Abram staggered toward him. Adrenaline quickly drained away now that both hybrids were dead and he began to feel the pain of his wounds. James wasn’t the only one who would need medical attention soon. There was blood on Abram’s jacket. He must have been gored by the hybrid and hadn’t even noticed it.
Abel shifted back slowly. Fur gave way to human flesh, bones rearranging, blood spraying on the pavement.
Eventually, Abel stood where the beast had been, an intimidating six and a half feet tall. Scars marked the side of his face and chest, all the way down to his hips. As a human, Abel looked almost as much like a monster as his wolf.
“Thanks for the save,” Abram said.
The Alpha grunted.
It was the first time they had spoken since Rylie had been killed, and Abram didn’t know what to say next. It wasn’t necessarily that he was surprised that Abel had come to his rescue, but that Abel had even noticed something was wrong. He’d never paid all that much attention to Abram.
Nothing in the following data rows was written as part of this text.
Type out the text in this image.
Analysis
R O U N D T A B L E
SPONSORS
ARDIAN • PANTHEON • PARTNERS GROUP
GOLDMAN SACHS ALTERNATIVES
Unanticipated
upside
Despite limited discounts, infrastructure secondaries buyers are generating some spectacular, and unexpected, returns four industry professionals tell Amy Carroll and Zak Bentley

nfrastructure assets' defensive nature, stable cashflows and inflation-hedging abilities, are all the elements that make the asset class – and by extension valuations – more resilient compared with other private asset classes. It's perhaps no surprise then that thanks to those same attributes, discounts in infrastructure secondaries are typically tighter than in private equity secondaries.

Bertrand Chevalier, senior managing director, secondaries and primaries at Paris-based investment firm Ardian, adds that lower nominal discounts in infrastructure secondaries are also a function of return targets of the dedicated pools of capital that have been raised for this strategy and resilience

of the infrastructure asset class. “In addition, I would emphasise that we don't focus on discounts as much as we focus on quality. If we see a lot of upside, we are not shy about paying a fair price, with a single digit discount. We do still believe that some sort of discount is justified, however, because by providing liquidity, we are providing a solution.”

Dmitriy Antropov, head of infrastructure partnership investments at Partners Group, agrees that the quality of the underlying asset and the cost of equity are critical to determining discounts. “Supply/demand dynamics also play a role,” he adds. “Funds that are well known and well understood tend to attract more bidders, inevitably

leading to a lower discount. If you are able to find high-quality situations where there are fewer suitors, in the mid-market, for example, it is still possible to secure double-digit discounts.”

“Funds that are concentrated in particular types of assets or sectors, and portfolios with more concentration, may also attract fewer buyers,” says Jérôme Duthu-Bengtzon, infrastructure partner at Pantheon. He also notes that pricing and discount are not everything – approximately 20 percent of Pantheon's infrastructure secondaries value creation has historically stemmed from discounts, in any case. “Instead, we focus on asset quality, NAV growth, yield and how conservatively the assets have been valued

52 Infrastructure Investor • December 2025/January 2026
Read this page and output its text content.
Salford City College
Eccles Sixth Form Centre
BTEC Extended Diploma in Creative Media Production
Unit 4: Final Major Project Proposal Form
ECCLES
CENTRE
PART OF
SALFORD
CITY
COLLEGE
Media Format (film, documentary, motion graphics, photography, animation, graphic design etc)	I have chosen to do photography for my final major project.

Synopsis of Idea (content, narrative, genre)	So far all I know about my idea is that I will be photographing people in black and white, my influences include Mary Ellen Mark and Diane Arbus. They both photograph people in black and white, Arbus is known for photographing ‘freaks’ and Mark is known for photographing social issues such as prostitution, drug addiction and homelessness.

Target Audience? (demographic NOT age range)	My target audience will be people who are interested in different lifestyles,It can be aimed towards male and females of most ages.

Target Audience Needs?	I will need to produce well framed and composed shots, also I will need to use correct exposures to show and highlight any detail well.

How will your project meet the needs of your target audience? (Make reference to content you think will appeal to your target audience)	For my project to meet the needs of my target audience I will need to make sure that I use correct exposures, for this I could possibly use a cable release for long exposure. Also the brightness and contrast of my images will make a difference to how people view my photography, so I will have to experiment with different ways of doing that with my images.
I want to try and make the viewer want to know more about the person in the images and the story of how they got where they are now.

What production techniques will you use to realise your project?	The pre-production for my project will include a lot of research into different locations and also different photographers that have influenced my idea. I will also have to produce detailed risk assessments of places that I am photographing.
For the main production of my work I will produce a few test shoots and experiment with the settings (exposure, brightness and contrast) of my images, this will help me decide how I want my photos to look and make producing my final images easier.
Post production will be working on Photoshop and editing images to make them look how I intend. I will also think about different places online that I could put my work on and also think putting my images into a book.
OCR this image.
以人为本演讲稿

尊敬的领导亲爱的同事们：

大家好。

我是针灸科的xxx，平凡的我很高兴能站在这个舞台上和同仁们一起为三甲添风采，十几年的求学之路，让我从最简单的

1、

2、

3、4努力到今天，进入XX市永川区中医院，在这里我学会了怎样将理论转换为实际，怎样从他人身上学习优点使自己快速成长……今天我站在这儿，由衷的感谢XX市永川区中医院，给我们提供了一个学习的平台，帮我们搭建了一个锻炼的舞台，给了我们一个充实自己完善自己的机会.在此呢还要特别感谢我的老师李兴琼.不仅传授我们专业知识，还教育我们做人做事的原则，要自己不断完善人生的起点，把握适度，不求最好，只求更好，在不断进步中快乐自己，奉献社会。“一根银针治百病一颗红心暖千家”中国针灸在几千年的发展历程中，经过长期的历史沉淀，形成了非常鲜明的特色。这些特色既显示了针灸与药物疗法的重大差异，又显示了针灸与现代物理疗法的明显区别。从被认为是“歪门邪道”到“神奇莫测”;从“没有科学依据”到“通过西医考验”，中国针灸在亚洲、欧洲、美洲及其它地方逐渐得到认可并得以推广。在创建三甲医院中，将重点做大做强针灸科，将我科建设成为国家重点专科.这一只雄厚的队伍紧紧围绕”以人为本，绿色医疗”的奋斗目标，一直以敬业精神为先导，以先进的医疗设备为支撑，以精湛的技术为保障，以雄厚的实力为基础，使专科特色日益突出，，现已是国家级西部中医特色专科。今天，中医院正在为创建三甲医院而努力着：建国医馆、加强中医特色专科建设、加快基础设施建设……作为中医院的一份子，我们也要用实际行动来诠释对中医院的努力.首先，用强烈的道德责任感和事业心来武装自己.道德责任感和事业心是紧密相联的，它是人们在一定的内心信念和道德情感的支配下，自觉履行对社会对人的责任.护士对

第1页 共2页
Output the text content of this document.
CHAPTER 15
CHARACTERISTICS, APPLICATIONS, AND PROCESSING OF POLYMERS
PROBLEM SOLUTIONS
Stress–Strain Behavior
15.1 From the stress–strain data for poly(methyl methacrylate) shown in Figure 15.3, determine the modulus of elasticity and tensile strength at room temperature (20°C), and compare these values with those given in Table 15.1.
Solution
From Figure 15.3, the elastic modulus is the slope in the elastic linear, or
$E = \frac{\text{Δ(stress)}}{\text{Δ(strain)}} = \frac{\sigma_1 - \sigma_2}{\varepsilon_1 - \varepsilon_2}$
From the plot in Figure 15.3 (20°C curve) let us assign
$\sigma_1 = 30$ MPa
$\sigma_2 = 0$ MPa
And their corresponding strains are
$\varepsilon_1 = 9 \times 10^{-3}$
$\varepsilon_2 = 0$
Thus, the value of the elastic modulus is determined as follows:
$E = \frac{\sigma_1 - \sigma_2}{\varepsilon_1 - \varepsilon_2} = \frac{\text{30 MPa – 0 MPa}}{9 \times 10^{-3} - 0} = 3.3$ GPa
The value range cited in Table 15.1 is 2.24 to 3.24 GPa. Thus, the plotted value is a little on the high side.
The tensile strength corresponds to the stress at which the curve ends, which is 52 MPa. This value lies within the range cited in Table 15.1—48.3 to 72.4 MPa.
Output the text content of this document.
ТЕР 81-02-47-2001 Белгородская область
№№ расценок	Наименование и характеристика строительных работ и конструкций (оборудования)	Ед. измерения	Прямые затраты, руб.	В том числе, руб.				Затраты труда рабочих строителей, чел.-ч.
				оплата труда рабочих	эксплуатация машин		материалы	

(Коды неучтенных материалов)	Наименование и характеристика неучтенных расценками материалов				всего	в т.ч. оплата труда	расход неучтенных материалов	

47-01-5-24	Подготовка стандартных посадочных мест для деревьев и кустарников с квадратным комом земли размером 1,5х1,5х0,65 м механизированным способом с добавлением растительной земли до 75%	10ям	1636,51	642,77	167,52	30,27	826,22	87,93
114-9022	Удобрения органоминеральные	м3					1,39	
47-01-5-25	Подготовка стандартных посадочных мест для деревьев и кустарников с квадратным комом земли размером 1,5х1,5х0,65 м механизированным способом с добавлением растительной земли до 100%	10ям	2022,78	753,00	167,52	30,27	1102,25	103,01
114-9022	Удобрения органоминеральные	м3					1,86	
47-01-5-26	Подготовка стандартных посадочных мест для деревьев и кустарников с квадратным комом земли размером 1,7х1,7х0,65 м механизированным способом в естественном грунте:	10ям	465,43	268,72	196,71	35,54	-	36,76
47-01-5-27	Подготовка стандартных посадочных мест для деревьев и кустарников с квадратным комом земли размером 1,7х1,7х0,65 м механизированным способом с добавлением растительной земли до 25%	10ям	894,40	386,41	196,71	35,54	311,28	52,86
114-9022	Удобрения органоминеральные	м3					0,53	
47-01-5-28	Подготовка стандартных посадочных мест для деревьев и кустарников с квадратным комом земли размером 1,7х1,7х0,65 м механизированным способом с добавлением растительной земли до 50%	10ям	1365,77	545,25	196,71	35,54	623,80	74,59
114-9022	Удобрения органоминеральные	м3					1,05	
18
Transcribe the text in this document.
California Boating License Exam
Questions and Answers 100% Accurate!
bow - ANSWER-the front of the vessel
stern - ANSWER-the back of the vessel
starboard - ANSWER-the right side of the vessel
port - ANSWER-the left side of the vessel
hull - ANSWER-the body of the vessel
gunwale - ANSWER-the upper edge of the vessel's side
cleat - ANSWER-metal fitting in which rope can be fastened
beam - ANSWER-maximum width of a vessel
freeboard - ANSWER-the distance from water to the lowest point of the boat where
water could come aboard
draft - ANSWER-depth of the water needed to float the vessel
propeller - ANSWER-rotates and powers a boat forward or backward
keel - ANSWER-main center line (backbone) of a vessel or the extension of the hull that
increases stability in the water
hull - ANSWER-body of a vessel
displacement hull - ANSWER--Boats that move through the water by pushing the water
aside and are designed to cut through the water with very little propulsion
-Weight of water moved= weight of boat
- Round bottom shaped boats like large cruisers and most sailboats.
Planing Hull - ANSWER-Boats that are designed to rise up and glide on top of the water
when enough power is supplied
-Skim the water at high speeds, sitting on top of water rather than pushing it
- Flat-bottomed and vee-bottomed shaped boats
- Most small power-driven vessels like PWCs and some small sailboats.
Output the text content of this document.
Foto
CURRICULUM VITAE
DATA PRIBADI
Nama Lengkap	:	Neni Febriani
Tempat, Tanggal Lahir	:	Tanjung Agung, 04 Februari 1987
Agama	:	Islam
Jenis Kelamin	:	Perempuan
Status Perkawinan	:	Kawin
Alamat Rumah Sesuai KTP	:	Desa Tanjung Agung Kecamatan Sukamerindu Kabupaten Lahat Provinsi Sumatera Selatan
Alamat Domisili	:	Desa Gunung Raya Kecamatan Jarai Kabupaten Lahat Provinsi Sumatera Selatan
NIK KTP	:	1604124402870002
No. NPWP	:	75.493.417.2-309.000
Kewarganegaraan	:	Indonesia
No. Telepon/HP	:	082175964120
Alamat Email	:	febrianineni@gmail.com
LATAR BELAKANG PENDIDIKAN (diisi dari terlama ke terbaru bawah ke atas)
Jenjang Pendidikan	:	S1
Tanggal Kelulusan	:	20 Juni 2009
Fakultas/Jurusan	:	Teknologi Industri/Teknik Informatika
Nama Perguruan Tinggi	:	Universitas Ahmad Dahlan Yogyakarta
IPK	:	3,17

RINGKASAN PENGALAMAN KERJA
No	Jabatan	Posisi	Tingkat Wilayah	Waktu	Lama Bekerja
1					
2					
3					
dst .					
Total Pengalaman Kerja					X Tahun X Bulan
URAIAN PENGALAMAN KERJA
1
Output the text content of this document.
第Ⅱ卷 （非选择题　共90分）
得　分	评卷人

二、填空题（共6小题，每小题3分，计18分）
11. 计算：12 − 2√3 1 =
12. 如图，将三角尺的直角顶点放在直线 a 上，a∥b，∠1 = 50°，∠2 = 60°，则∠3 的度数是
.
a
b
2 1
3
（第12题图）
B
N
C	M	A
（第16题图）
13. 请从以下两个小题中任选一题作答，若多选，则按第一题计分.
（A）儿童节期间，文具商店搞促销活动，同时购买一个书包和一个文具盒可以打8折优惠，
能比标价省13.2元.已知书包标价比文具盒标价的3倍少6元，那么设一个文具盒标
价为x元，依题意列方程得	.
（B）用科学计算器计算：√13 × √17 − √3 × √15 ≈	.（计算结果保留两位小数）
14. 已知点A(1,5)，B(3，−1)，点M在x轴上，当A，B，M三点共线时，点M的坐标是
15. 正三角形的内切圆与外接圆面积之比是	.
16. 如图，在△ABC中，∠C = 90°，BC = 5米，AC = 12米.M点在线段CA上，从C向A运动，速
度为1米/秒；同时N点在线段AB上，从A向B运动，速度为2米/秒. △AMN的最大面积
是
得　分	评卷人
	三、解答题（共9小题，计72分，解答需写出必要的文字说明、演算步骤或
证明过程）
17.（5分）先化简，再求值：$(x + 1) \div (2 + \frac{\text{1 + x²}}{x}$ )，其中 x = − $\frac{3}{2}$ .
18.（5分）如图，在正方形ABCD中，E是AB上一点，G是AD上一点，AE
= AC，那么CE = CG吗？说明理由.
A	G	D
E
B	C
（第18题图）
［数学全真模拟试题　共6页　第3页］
“How’d you know to come?” Abram asked.
Abel was strangely gentle as he lifted James from the hood of the car and tossed the witch over his shoulder. “I smelled ‘em. Warned James, because he was there and he’d just woken up, then changed and followed him down.”
“Well…thanks.”
“You’re my son,” Abel said. “They can’t have you, too.” His voice cracked when he said it, and it wasn’t because of his usual growl. The unemotional mask slipped from his features. There was so much pain in him—like he’d been the one to have a werewolf rip out his heart through his back.
Abram stopped walking. Rylie must not have told Abel that Abram was Seth’s son—not his.